ASA Publications (42:50)
Right. So do have any other closing thoughts?
Nicole Holliday (42:53)
I think I was on my soapbox. Right, so? If you've made it this far into the podcast and haven't been like, man, this woman is wild. I want to be really clear that I'm not against AI at, like, at all really. I'm really against AI pretending to do sociological things that it can't do because it doesn't have sociological awareness. And right here, we're at the interaction of acoustics and social information and sociological information is so complex that I don't think we should outsource it to tools that don't have the sort of richness of the context and experience that humans do to be able to interpret language through a social lens.
ASA Publications (43:34)
AI is not part of society, therefore it cannot judge how we interact within the society.
Nicole Holliday (43:40)
You said it better than I could have, right?

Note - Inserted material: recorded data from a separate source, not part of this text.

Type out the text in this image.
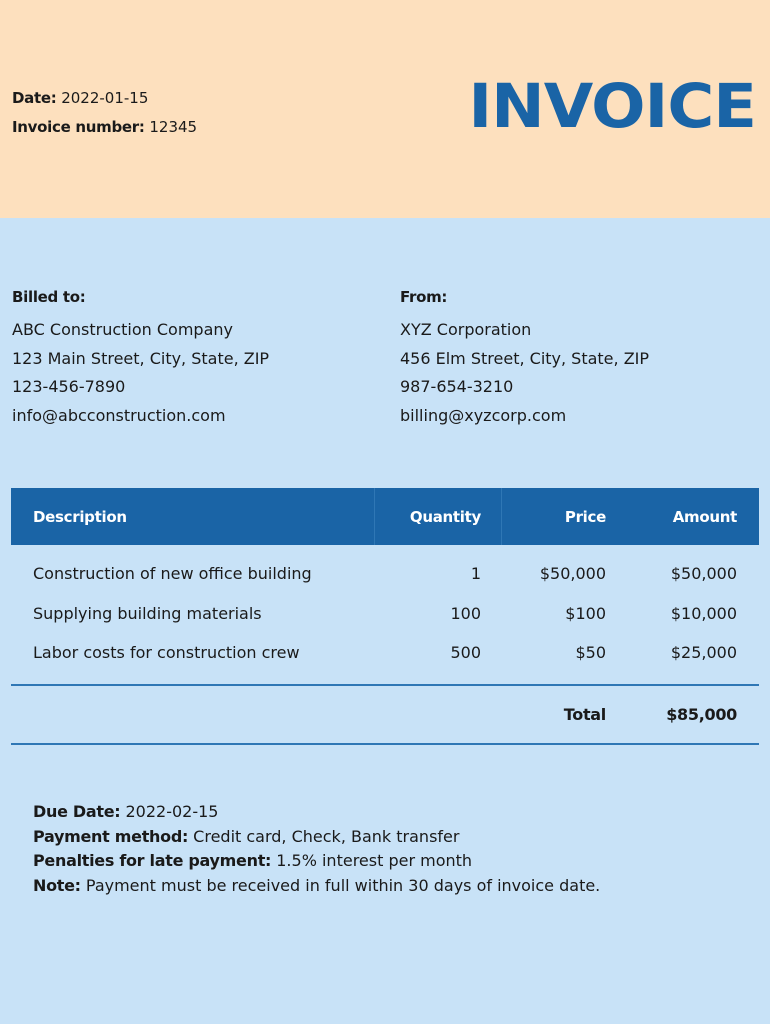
Date: 2022-01-15
Invoice number: 12345	INVOICE
Billed to:
ABC Construction Company
123 Main Street, City, State, ZIP
123-456-7890
info@abcconstruction.com
From:
XYZ Corporation
456 Elm Street, City, State, ZIP
987-654-3210
billing@xyzcorp.com
Description	Quantity	Price	Amount
Construction of new office building	1	$50,000	$50,000
Supplying building materials	100	$100	$10,000
Labor costs for construction crew	500	$50	$25,000
Total	$85,000
Due Date: 2022-02-15
Payment method: Credit card, Check, Bank transfer
Penalties for late payment: 1.5% interest per month
Note: Payment must be received in full within 30 days of invoice date.
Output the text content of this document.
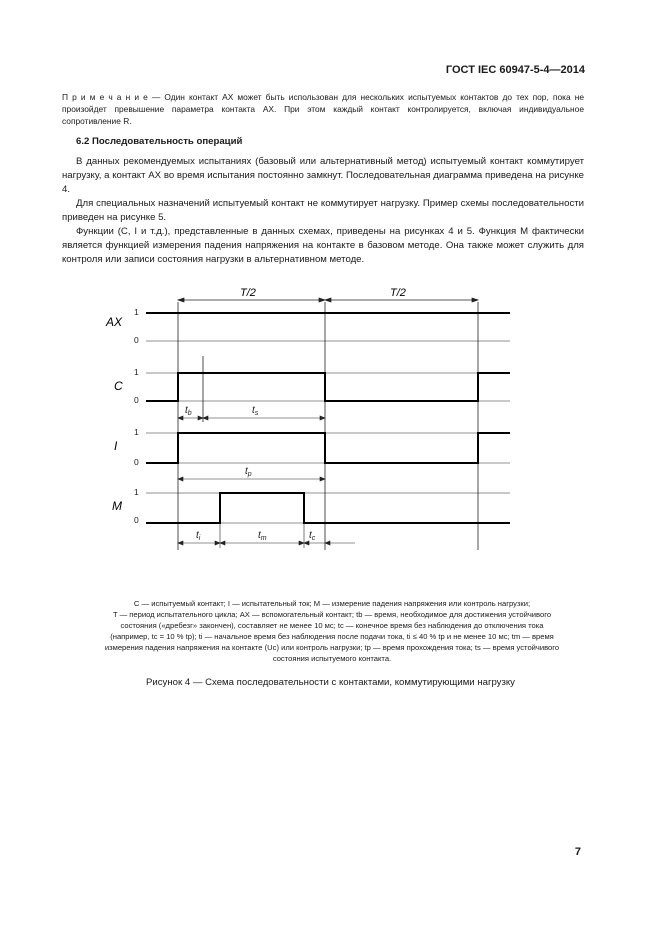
ГОСТ IEC 60947-5-4—2014
П р и м е ч а н и е — Один контакт AX может быть использован для нескольких испытуемых контактов до тех пор, пока не произойдет превышение параметра контакта AX. При этом каждый контакт контролируется, включая индивидуальное сопротивление R.
6.2 Последовательность операций
В данных рекомендуемых испытаниях (базовый или альтернативный метод) испытуемый контакт коммутирует нагрузку, а контакт AX во время испытания постоянно замкнут. Последовательная диаграмма приведена на рисунке 4.
Для специальных назначений испытуемый контакт не коммутирует нагрузку. Пример схемы последовательности приведен на рисунке 5.
Функции (C, I и т.д.), представленные в данных схемах, приведены на рисунках 4 и 5. Функция M фактически является функцией измерения падения напряжения на контакте в базовом методе. Она также может служить для контроля или записи состояния нагрузки в альтернативном методе.
T/2	T/2
AX
C
I
M
1
0
1
0
1
0
1
0
$t_b$	$t_s$
$t_p$
$t_i$	$t_m$	$t_c$
C — испытуемый контакт; I — испытательный ток; M — измерение падения напряжения или контроль нагрузки;
T — период испытательного цикла; AX — вспомогательный контакт; tb — время, необходимое для достижения устойчивого
состояния («дребезг» закончен), составляет не менее 10 мс; tc — конечное время без наблюдения до отключения тока
(например, tc = 10 % tp); ti — начальное время без наблюдения после подачи тока, ti ≤ 40 % tp и не менее 10 мс; tm — время
измерения падения напряжения на контакте (Uc) или контроль нагрузки; tp — время прохождения тока; ts — время устойчивого
состояния испытуемого контакта.
Рисунок 4 — Схема последовательности с контактами, коммутирующими нагрузку
7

Like it doesn't have... And the way that we talk is informed by our identity, by our social identity, by all of our experiences, right? Our parents, our teachers, the community we live in. These systems, these SPSTs and LLMs in general, don't have parents and teachers and communities that they live in. And this is why I'm saying they're sort of devoid of this rich context. So I don't know why we would outsource the responsibility for effective communication to systems that don't know what it's like to be a student, to be an employee, to be a parent, to be a kid, right? They just don't have that.
ASA Publications (44:21)
Well, I won't lie, it is a little scary to think about the potential repercussions of how these tools will show up and what they will do. It's a little concerning that we don't entirely know how they work and how little their prescriptions are based on actual research. Thank you again for this fascinating discussion and I wish you the best of luck in your continued research.
Nicole Holliday (44:42)
Thank you so much, Kat. I really appreciate the opportunity to tell everybody about this stuff.